Oh, Hou! Young political satirist captures hearts across the Taiwan Strait

TAIPEI: A young Taiwanese man has become the latest Internet sensation across the Taiwan Strait.

Hou Han-ting’s self-made video mocking Taiwan’s new government under the Democratic Progressive Party (DPP) is winning hundreds of thousands of followers from Taiwan and China.

Emulating China’s Internet sensation Papi Jiang, the 27-year-old postgraduate student plays different roles in short videos to poke fun at politicians. Mr Hou started producing his comedy videos just three months ago, but his latest video has already received more than five million hits.

“My original idea was to copy Papi Jiang’s style and make fun of politics and mock these brainless government officials and lawmakers,” he said. “I’m surprised at how well my videos have been received. It makes me want to take it to the next level.”


Mr Hou’s sarcastic tone has apparently struck a chord with netizens on both sides of the strait. He now has nearly 150,000 followers on Facebook and 100,000 on his Weibo account. 

As a member of the China-friendly New Party, Mr Hou is one of the few young Taiwanese who supports eventual reunification with the mainland. He attributes his political belief to his family background as his grandfather came to Taiwan with the Kuomintang (KMT) after losing the civil war in China in 1949.

He added that he has always considered himself both Chinese and Taiwanese. Despite his pro-China position, Mr Hou said he never meant to change others’ political leanings through his videos.

“I simply state my perspective, like the DPP’s wavering position and flip-flopping policies,” said Mr Hou. “I use my video to present these facts. I didn’t mean to purposely try to persuade young people to support the pan-blue coalition or the KMT.” 
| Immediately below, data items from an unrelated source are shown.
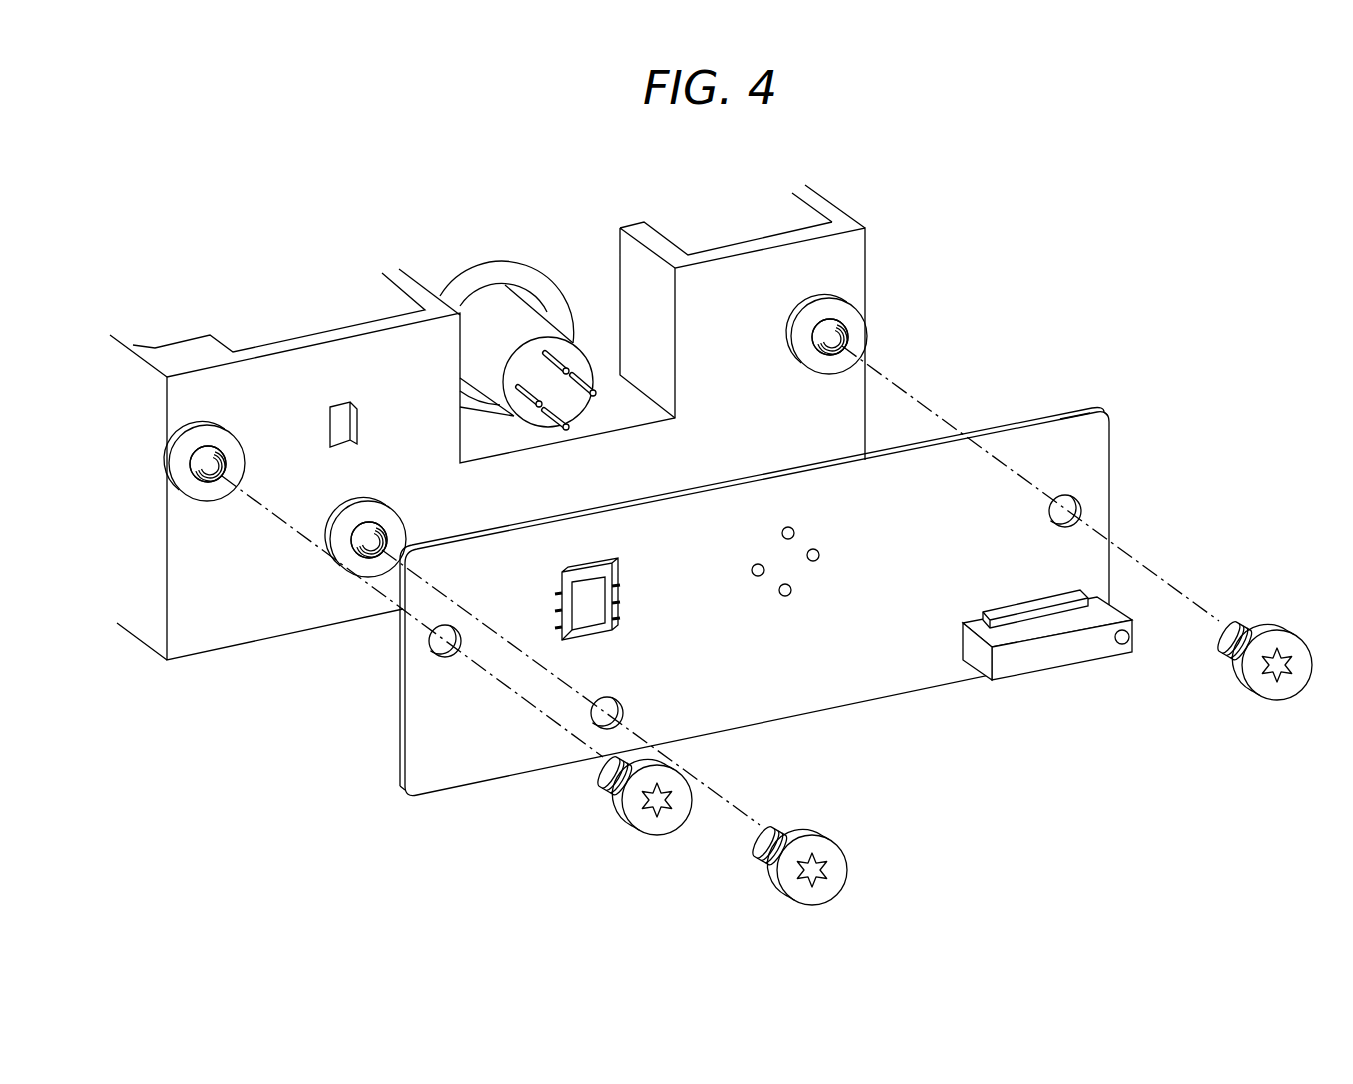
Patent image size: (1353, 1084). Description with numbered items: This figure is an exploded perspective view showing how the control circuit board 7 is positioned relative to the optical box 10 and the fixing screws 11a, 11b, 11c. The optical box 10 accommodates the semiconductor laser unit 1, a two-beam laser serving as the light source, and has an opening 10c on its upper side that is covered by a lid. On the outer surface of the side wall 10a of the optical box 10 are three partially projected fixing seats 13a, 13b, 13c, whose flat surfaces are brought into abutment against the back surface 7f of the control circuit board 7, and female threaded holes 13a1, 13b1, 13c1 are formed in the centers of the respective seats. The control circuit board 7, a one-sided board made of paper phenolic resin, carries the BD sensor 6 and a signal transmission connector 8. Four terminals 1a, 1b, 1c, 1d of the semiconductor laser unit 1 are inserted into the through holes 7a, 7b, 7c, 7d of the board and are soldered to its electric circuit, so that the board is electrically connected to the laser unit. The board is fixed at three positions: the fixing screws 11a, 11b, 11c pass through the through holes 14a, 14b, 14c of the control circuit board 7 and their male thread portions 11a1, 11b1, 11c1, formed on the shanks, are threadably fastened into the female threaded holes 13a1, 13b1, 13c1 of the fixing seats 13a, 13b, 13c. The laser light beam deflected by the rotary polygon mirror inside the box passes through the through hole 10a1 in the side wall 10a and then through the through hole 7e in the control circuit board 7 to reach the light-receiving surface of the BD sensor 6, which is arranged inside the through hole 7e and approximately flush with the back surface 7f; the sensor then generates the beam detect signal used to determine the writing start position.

The semiconductor laser unit 1 is at (518, 312).
The terminal 1a is at (567, 368).
The terminal 1b is at (535, 407).
The terminal 1c is at (566, 431).
The terminal 1d is at (598, 398).
The BD sensor 6 is at (612, 604).
The control circuit board 7 is at (1100, 438).
The through hole 7a is at (788, 527).
The through hole 7b is at (752, 570).
The through hole 7c is at (787, 598).
The through hole 7d is at (820, 556).
The through hole 7e is at (587, 632).
The back surface 7f is at (1047, 411).
The signal transmission connector 8 is at (1050, 655).
The optical box 10 is at (133, 345).
The side wall 10a is at (843, 257).
The through hole 10a1 is at (353, 413).
The opening 10c is at (827, 203).
The fixing screw 11a is at (457, 696).
The male thread portion 11a1 is at (602, 782).
The fixing screw 11b is at (674, 743).
The male thread portion 11b1 is at (763, 855).
The fixing screw 11c is at (1088, 566).
The male thread portion 11c1 is at (1250, 622).
The fixing seat 13a is at (183, 478).
The female threaded hole 13a1 is at (215, 462).
The fixing seat 13b is at (355, 562).
The female threaded hole 13b1 is at (385, 530).
The fixing seat 13c is at (850, 313).
The female threaded hole 13c1 is at (850, 328).
The through hole 14a is at (432, 660).
The through hole 14b is at (622, 716).
The through hole 14c is at (1082, 511).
His growing popularity is giving hope to the pan-blue coalition, led by the KMT. Earlier this year, the party suffered its worst-ever defeat in the presidential and legislative elections.

At the heart of its collapse was its failure to appeal to young voters – especially after the 2014 Sunflower Movement during which students occupied Parliament in protest against a trade deal with China. The incident has highlighted the growing unease and sense of disconnection among young Taiwanese towards the mainland.